El sobrecogedor caso de Josef Fritzl sin duda ha hecho mella en la psicología colectiva de los cineastas austriacos. Pero antes de que se abriera el sótano del "monstruo de Armstetten" , las contadas películas que desde hace varios años nos llegan de Austria vienen formando en sí mismas un género o una forma cinematográfica con sus propias reglas: atmósferas de la opresión y de lo escabroso, gélidos análisis del comportamiento humano más abyecto. Los talentos de Michael Haneke y Ulrich Siedl vendrían a ser los epítomes de esta clase de cine. El debutante Markus Schleinzer, que no en vano ha ejercido de director de casting en películas de Haneke, quiere sin duda seguir la misma senda que ellos, pero por muy correcta y formal que sea su ópera prima, por muy efectivo que haya sido su aprendizaje, lo cierto es que llega unos cuantos años tarde. No puede contar con el determinante factor del impacto.
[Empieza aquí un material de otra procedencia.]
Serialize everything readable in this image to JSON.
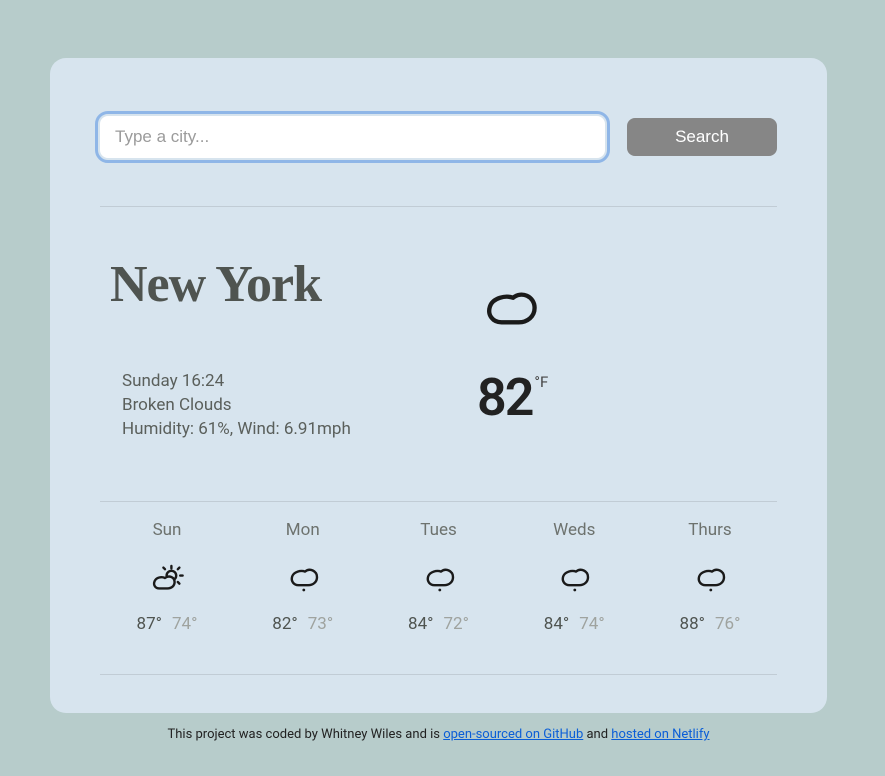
{
  "search": {
    "placeholder": "Type a city...",
    "button_label": "Search"
  },
  "current": {
    "city": "New York",
    "datetime": "Sunday 16:24",
    "condition": "Broken Clouds",
    "humidity_wind": "Humidity: 61%, Wind: 6.91mph",
    "temp": "82",
    "unit": "°F",
    "icon": "cloud-icon"
  },
  "forecast": [
    {
      "day": "Sun",
      "high": "87°",
      "low": "74°",
      "icon": "partly-sunny-icon"
    },
    {
      "day": "Mon",
      "high": "82°",
      "low": "73°",
      "icon": "rain-cloud-icon"
    },
    {
      "day": "Tues",
      "high": "84°",
      "low": "72°",
      "icon": "rain-cloud-icon"
    },
    {
      "day": "Weds",
      "high": "84°",
      "low": "74°",
      "icon": "rain-cloud-icon"
    },
    {
      "day": "Thurs",
      "high": "88°",
      "low": "76°",
      "icon": "rain-cloud-icon"
    }
  ],
  "footer": {
    "prefix": "This project was coded by Whitney Wiles and is ",
    "link1_text": "open-sourced on GitHub",
    "between": " and ",
    "link2_text": "hosted on Netlify"
  }
}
Sin duda su retrato distanciado de la rutina de Michael, un pedófilo desalmado, es ciertamente escalofriante, pero lo es más por lo que cuenta que por cómo lo hace. No haya nada en la película que no hayamos visto anteriormente con mayor capacidad de devastación y dejando un poso mucho más desolado.



Michael sigue la rutina de un solitario agente de seguros de 35 años que mantiene encerrado en su casa a un niño de diez años. Un niño que un día secuestró y que ha convertido en su juguete sexual. En el sótano de su casa, Michael ha instalado toda una cámara acorazada de la que el niño de aspecto angelical nunca puede salir. El niño ve la tele, hace puzzles, come yogures y juega solo. A veces le dan desesperados arrebatos de histeria. A veces intenta escaparse. Michael le hace creer que sus padres no quieren verle, que le han abandonado. Michael es atropellado por un coche y pasa unos días en el hospital. Michael instala unas literas en el búnker y sale a la caza de otro niño. Michael ve la televisión y hace la cena. A Michael no le importa dejar a su presa sola durante varios días (tiene víveres de sobra en su zulo) para irse a esquiar con unos amigos. Incluso practica el sexo rudo con una camarera. Debe ser un buen profesional, porque en el trabajo le ascienden de puesto. Y su familia le quiere. Fuera de su casa, dentro de lo que cabe, es un tipo de lo más normal. Dentro de ella, emerge el monstruo.



Por más que la película se pliegue con corrección a las convenciones del cine de terror social, la sensación de déja vu es permanente y no se puede huir de ella. Es admirable la depuración de la estructura y el estilo, la precisión de las escenas, la elocuencia expresiva que otorga al fuera de campo -el (no) plano final es modélico- ; es admirable su neutralidad, su gelidez analítica, su poética del silencio. Es difícil ponerle objeciones al modo en que aborda un asunto tan áspero, sin embargo la fijación de Schleinzer a la fórmula instalada por los que le han precedido (y en quienes se mira una y otra vez) le lleva a complacerse en el laconismo y a introducir ciertos notas de excentricidad. En determinado momento, por ejemplo, el director siente la necesidad de imprimir algo más de escabrosidad a lo que cuenta (porque lo hace de una forma muy fría y muy geométrica), y entonces filma a un gato muerto en el jardín. Porque sí. Porque a la película le falta algo. Un filme como este nunca debería dejarnos fríos. Y el caso es que lo hace.